The key side announcement to Cross-Cloud Architecture was that VMware and IBM are moving closer together to build these new-generation cloud-to-cloud systems that seem to get larger and more complicated all the time as new, faster and more efficient software is launched.
IBM and VMware will work side by side with their customers—the two companies have some 4,000 common enterprise users—to build these new multiple-cloud systems that will run on IBM’s Blue Cloud. IBM, in fact, is the first vCloud Air Network partner delivering new services based on VMware Cloud Foundation with its VMware Cloud Foundation on IBM Cloud.
VMware first announced a preview of its vSphere Integrated Containers effort in 2015. Now that effort is being expanded with a new enterprise container registry called Harbor and a container management portal called Admiral.

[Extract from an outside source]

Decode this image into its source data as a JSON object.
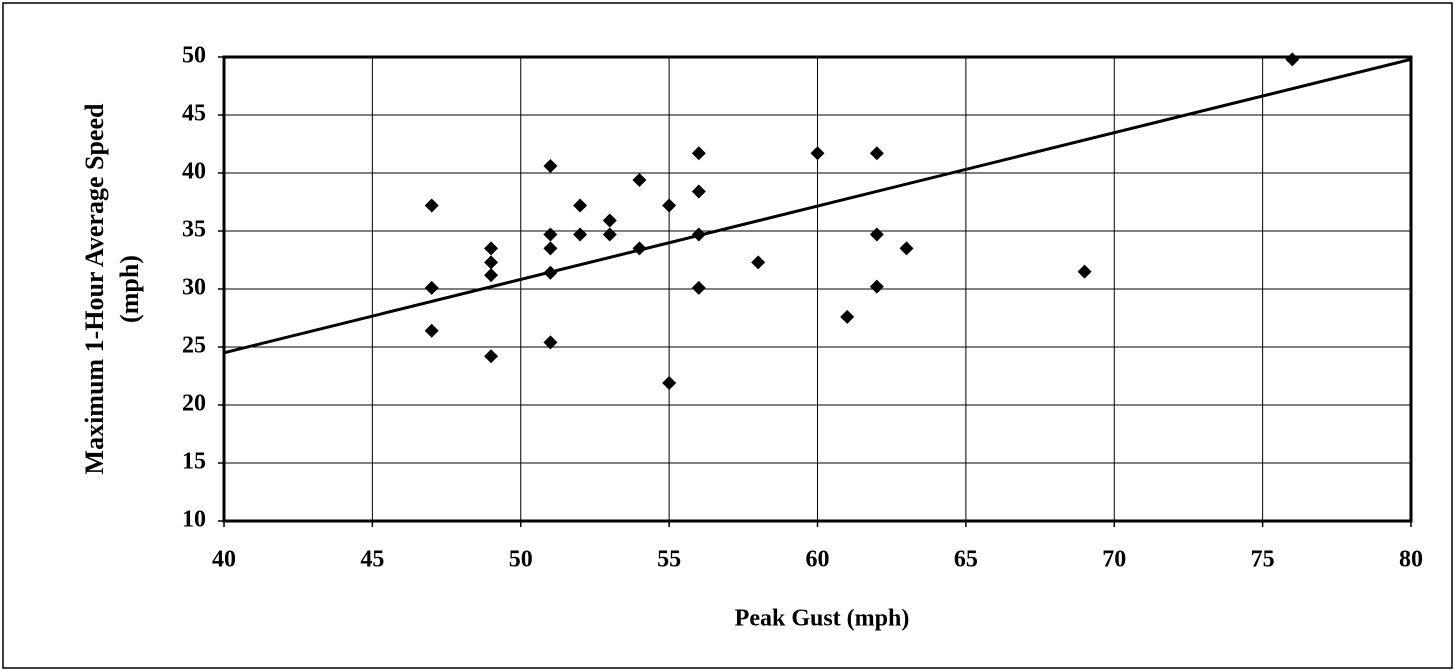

The basic premise behind vSphere Integrated Containers is that containers can run more securely inside of a vSphere hypervisor and benefit from some of VMware’s existing vSphere tooling. Kit Colbert, vice president and general manager of cloud-native apps at VMware, explained during a VMworld keynote address that vSphere Integrated Containers enables users to launch containers inside of a vSphere virtual machine.
EMC’s store-bought cloud, Virtustream, revealed that it plans to integrate the VMware NSX network virtualization platform into its enterprise cloud. This is a good thing for enterprises considering an alternative to AWS, Azure or Google Cloud because Virtustream, a member of the vCloud Air Network, didn’t have anything like VMware’s industry-standard, enterprise-ready platform.
EMC will work with VMware to establish Virtustream’s Enterprise Cloud as an endpoint for VMware vRealize Suite, designed for users within a software-defined data center architecture, or as part of EMC Enterprise Hybrid Cloud.